Milwaukee County Awaits OK to Issue Pension Bonds

CHICAGO - Wisconsin Gov. Jim Doyle is expected to soon sign legislation that enables Milwaukee County to issue bonds to restructure its $330 million unfunded pension liability - a move aimed at easing the fiscal strain of rapidly growing payments, a state spokeswoman said yesterday.

The Legislature approved the bill that authorizes the sale late last week.

"Issuing pension obligation bonds could save Milwaukee County property taxpayers up to $90 million in future pension costs," County Executive Scott Walker and board chairman Lee Holloway said in a joint statement.

The bill received bipartisan support in both the state Senate and Assembly and was crafted to reflect the 2006 recommendations of a task force appointed by Doyle following reports of the county's growing pension funding burden and resulting fiscal crisis.

The bill gives the county authority to extend to 30 years the final maturity on the bonds for the purpose of paying down its unfunded pension liability. Current state laws limit the county to a 20-year maturity. The county could issue bonds to fund a portion or all of its unfunded liability, which is estimated at $330 million.

The figure could change based on a 2007 actuarial review not yet published. The county board's fiscal and budget analyst, Steve Cady, said the report is expected this spring and it will help the county determine the size of the potential deal. Milwaukee County so far has worked on the proposed plan with financial adviser Public Financial Management Inc. and bond counsel Chapman and Cutler LLP.

Under preliminary proposals, the county could save $90 million based the assumption that it could borrow at an interest rate of about 6% and garner investment returns of 8%. Its annual debt service payment would be $21 million in future years. The county would be required under the legislation to establish a reserve to help cover unexpected pension costs in the future, and the state could cut its aid to the county if it fails to make its full annual required contribution to the pension fund.

The county's $1.3 billion 2008 budget anticipates about $10 million in savings from the deal to reduce its annual payment to about $39 million. The pension fund is funded at about 70%, and without any action annual payments will continue to rise. The county was not required to make payments to the once flush system in 2000, made a $2.4 million payment in 2002, a $2.1 million payment in 2003, a $15 million payment in 2003 then jumping to more than $35 since 2004

A working group made up of various legislative, county board, and county administration officials will decide whether to proceed with a financing and if so, would conduct a competitive search for underwriters. The deal's possible timing will ultimately depend on interest rates, according to Cady.
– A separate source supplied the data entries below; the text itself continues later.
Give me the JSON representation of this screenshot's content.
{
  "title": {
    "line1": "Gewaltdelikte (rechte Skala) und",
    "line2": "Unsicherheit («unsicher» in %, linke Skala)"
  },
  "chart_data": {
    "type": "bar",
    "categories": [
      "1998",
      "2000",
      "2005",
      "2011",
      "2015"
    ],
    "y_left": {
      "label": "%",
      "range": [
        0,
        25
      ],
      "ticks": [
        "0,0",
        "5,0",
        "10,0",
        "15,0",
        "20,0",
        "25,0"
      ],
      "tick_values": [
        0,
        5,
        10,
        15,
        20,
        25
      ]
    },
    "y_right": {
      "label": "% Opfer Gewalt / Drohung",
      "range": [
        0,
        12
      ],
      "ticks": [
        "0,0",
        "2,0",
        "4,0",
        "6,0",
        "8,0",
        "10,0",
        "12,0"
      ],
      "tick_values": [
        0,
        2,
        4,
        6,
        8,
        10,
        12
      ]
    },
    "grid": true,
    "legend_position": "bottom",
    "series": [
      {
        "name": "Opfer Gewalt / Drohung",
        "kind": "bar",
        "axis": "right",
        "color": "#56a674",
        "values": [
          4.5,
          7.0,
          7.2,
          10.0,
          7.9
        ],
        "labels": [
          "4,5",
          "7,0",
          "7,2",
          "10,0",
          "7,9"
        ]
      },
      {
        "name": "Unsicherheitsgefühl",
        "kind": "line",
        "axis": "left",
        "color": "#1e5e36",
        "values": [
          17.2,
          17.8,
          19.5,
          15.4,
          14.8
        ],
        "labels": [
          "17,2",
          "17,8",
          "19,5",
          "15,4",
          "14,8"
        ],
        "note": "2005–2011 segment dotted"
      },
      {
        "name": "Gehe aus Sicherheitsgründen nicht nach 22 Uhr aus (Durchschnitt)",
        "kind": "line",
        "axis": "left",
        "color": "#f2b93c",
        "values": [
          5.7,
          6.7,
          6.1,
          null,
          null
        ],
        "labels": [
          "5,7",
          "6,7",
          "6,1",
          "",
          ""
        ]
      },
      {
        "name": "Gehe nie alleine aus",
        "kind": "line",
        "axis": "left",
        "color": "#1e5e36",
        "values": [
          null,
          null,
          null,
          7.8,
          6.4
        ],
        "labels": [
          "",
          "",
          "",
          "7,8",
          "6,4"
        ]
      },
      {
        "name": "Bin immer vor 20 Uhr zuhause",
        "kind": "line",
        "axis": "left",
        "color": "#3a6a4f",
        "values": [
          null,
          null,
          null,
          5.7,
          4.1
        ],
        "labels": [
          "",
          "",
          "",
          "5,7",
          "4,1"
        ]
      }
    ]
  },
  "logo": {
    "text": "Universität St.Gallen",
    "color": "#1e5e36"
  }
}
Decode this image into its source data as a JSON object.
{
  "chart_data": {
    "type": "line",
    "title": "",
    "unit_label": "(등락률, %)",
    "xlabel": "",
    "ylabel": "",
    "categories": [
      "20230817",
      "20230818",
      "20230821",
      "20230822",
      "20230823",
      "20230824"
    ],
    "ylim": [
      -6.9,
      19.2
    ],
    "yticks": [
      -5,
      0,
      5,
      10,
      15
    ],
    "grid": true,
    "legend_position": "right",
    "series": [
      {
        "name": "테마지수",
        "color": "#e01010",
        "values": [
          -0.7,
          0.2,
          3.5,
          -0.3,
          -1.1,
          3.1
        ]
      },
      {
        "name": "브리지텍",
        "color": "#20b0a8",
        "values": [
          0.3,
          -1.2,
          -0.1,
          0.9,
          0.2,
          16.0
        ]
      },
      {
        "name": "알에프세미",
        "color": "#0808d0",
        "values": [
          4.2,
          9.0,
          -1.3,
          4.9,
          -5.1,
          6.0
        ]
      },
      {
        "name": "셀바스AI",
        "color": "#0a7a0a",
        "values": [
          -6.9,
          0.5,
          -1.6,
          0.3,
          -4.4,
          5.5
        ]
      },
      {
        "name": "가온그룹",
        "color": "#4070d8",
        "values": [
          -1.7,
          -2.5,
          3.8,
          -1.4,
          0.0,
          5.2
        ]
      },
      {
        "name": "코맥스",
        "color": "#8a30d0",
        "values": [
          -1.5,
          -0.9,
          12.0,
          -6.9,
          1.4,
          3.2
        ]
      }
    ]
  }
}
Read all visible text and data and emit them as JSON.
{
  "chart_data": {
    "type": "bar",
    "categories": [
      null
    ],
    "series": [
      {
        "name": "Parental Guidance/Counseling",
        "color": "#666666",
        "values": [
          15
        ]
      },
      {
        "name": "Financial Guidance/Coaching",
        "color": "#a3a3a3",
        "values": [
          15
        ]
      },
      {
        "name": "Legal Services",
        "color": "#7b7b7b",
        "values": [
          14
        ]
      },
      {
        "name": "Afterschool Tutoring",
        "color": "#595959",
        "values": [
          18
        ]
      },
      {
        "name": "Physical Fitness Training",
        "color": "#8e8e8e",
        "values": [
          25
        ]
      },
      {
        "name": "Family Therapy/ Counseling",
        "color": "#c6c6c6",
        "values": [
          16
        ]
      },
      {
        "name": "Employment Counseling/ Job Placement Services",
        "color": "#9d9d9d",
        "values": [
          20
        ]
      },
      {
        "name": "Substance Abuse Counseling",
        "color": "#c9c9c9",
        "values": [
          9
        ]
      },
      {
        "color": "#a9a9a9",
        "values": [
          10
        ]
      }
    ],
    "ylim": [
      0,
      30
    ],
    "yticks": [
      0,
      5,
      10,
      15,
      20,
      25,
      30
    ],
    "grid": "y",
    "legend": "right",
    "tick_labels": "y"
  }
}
Any deal would still require the approval of the county board and some members have raised concerns over the risk associated with taking on debt to pay off another debt and one that requires a certain level of investment earnings to work in the county's favor. Supporters have argued that both the city of Milwaukee and the state of Wisconsin have taken similar steps in recent years to address their unfunded pension liabilities.

Moody's Investors Service cited the escalating pension costs as a factor in its decision in 2006 to assign a negative outlook to the county's credit. Moody's rates Milwaukee County Aa3, while Fitch Ratings and Standard & Poor's rate it AA.

The pension liability has skyrocketed in large part because of a series of enhanced pension benefits approved in 2001 by the board and former county executive F. Thomas Ament, which prompted a wave of early retirements. Prior to 2000, the plan was fully funded and did not require an annual contribution.

Separately, the county faces an unfunded liability of $1.4 billion for other post-employment benefits, such as health care, although officials want to first shore up the pension fund before addressing how best to deal with the OPEB liability.